By Sgt. Eric ProvostFebruary 9, 2014
LAGHMAN PROVINCE, Afghanistan - On March 2, 2008, Afghanistan President Hamid Karzai signed the decree that initiated the creation of Operational Coordination Centers at the provincial and regional levels for the Afghan National Security Forces.
The Government of the Islamic Republic of Afghanistan designed these OCC-Provincials and OCC-Regionals to serve as hubs of information wherein the different pillars of the ANSF could share intelligence and coordinate operations in real time, even while missions are being executed.

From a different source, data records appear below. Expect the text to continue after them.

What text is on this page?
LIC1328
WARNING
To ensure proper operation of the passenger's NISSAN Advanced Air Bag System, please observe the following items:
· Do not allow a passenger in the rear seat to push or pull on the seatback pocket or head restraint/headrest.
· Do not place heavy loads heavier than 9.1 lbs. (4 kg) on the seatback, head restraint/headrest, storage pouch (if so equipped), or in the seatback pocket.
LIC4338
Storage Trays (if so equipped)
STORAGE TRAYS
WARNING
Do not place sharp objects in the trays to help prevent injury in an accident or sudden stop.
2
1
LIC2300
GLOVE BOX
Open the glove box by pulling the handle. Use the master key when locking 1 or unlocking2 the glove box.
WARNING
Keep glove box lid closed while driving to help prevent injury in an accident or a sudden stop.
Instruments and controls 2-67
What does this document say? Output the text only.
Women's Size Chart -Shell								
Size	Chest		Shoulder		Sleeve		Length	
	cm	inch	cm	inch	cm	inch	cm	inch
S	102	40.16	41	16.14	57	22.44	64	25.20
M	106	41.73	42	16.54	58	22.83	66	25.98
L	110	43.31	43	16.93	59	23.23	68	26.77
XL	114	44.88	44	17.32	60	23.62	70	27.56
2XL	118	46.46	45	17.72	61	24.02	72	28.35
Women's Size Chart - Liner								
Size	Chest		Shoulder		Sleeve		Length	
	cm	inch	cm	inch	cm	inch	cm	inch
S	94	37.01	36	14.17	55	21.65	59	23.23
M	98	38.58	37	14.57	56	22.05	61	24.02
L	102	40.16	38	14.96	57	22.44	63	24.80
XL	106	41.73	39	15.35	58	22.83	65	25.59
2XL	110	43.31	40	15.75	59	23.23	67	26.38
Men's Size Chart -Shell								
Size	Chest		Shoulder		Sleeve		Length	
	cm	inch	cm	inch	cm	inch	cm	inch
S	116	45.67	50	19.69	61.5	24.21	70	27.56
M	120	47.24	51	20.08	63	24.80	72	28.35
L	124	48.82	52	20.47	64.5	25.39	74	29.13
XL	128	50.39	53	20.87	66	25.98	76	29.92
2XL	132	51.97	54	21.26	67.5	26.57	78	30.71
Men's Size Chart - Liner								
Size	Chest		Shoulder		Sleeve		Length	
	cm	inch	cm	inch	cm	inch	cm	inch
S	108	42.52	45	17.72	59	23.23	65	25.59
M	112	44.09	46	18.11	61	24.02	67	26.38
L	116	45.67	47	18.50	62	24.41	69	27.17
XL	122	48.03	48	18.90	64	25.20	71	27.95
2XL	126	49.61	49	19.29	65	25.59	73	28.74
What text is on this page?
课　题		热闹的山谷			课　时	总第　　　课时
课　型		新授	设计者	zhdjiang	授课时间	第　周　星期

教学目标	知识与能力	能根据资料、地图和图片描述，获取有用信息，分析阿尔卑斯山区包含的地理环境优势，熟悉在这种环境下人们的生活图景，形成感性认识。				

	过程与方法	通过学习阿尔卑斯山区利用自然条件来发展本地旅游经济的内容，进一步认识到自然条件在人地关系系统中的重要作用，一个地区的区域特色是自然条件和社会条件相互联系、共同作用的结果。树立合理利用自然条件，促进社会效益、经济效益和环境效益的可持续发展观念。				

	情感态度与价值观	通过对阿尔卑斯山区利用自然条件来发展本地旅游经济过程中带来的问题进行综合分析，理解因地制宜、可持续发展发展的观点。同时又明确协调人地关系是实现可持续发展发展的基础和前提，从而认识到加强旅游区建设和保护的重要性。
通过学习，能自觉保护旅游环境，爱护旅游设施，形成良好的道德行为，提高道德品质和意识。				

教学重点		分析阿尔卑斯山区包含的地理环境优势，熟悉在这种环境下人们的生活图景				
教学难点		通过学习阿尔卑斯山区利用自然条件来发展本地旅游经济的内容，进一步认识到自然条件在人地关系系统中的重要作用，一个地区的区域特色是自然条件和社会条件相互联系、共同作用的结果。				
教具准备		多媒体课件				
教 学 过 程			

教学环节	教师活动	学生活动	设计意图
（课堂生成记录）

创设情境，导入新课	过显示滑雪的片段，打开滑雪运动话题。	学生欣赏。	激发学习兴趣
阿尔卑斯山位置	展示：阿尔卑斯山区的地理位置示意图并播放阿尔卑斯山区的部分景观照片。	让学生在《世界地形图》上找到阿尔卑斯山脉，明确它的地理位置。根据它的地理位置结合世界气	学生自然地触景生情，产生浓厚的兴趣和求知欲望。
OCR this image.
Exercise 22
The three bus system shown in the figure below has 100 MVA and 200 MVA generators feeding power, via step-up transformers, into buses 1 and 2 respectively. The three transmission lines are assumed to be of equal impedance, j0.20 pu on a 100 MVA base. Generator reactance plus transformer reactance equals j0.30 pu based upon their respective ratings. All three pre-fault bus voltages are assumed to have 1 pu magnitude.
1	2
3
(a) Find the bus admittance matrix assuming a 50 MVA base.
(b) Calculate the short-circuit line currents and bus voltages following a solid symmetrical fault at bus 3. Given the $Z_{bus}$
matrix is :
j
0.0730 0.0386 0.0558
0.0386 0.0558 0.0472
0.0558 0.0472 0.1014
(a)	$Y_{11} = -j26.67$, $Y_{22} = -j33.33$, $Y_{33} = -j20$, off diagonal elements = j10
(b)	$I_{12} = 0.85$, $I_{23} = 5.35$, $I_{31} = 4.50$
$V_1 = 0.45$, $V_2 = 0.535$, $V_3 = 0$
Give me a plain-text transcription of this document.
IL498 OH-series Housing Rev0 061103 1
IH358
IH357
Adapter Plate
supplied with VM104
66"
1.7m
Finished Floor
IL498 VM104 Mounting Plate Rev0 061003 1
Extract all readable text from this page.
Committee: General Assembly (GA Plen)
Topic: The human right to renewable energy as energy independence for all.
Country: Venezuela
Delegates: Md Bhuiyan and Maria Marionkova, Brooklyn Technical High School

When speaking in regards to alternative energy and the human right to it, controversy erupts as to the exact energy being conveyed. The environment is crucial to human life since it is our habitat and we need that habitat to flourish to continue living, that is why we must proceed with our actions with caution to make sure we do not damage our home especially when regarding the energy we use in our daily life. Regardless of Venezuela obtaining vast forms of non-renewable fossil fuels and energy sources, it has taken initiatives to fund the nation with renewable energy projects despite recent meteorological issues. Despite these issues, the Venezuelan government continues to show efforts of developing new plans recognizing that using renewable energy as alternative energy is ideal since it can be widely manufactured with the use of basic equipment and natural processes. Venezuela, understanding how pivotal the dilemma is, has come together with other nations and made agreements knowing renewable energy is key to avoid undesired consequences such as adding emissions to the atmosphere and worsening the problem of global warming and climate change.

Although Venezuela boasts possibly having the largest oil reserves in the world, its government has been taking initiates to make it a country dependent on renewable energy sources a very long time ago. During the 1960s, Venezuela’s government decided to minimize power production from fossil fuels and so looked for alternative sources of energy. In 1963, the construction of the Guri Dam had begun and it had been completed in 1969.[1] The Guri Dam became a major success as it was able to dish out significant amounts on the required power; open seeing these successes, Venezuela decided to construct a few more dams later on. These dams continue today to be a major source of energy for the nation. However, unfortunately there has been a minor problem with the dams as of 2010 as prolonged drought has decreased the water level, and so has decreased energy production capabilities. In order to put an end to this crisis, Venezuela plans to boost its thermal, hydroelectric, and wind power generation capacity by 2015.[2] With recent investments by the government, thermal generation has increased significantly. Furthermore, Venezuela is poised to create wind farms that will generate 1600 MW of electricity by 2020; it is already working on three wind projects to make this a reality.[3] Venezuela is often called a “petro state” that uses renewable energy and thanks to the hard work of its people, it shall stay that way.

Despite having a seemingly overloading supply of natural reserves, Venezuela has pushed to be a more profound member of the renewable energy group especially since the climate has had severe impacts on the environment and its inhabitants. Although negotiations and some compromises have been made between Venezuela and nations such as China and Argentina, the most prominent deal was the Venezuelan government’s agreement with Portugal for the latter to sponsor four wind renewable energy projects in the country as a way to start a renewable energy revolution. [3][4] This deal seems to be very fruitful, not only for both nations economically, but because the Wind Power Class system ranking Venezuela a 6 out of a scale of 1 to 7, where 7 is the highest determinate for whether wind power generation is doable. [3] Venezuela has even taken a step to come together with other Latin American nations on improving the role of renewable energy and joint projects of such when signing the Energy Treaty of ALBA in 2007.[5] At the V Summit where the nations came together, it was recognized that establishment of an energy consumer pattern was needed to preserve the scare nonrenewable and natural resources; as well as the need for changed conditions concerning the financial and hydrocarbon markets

Six years later, OCCs are now located across the country. Afghan National Army, Afghan National Police, Afghan Border Police, Afghan Civil Order Police, and the National Directorate of Security, all work together under the same roof at these centers to help keep their country secure.
"OCCs have a very important role in the ANSF and in the government," said ANP Brig. Gen. Mir Jalaludin Jamshed, deputy director, OCC-R Central located at Forward Operating Base Gamberi. "Right now the OCCs are a place to coordinate and cooperate with each other and to solve the problems in our country."
The OCC-R at FOB Gamberi is collocated with the ANA's 201st Corps headquarters and has jurisdiction over seven provinces in eastern Afghanistan, including three that share the historically volatile border with Pakistan; Nangarhar, Kunar, and Nuristan.
That volatility doesn't faze Jamshed, who says he's confident in the ability of his people and how far they've come.
"We've come many steps, and now we're at the final step," said Jamshed about making his operation center fully self sustaining, independent from coalition forces support. "We'll still need coalition forces until we get there, but I can see the day soon when we will get there."
Coalition forces have slowly continued to lessen their presence at the OCCs as they feel the ANSF are becoming more and more capable to handle things on their own.
"We feel that they have a pretty good grip on their own operations and could sustain themselves," said U.S. Army Capt. Michael Escuriex, intelligence advisor to OCC-R Central with 4th Brigade Combat Team, 10th Mountain Division. "Their day-to-day operations -- they don't need help from us. It's only the more difficult things to coordinate, like resupply and personnel exchanges to very remote outposts, that they still ask for any help."
To serve at one the OCCs, Afghan soldiers and policemen must go through a four-week foundations course in operations, intelligence, computer skills, and others necessities. The course used to be completely coalition taught, but now the Afghans have taken the lead in that aspect of the operation as well. Afghan instructors now run the classes and certify all of the new recruits themselves.
The OCC system still offers a unique challenge to American military advisers though, since the paradigm is unique to the ANSF, nothing like it exists in the U.S. military. Many coalition and ANSF personnel compare it to the American government's Federal Emergency Management Agency.
"I was invited to come speak in America about the OCC-R in 2012, and I spoke many places and in all those places I found that FEMA most resembles what we do," said Jamshed.
The military aspect does bring an interesting dynamic into the system especially for a collection of fighting forces who have taken a hard road in learning to work together over the past decade to get the mission done. Many credit the OCC system with helping to build those relationships between the pillars of the ANSF.
"We wear many uniforms in here, but we have one war," said ANA Maj. Gen. Abdul Nasir Ziyai, director of OCC-R Central. "I am army, but I am also police, and my deputy, he is police but he is also army."
Ziyai's OCC-R has been the center for many of the operations conducted in eastern Afghanistan over the last few years, both in the fight to protect their country and in the development of it. Soon the ANSF and the OCC-R will undertake their biggest challenge yet as a cohesive fighting force: the 2014 Presidential Elections.
Between its seven provinces, the OCC-R oversees almost 1,100 polling stations for the election that could wind up being the targets of attacks.
"In the last six months, the insurgents have been increasing their activity against us, but they have not been having good achievements, but we have been having good achievements," said Jamshed.
It's not just the polling stations the ANSF need to worry about during the election season. The OCC-R knows that the presidential candidates who will be traveling across Afghanistan campaigning could also be targeted by those who wish to undermine the government.
Jamshed believes his people are up to the task, both for the election season and well beyond.
"We will do our best. We will do what we can, and I know it will be enough," he said.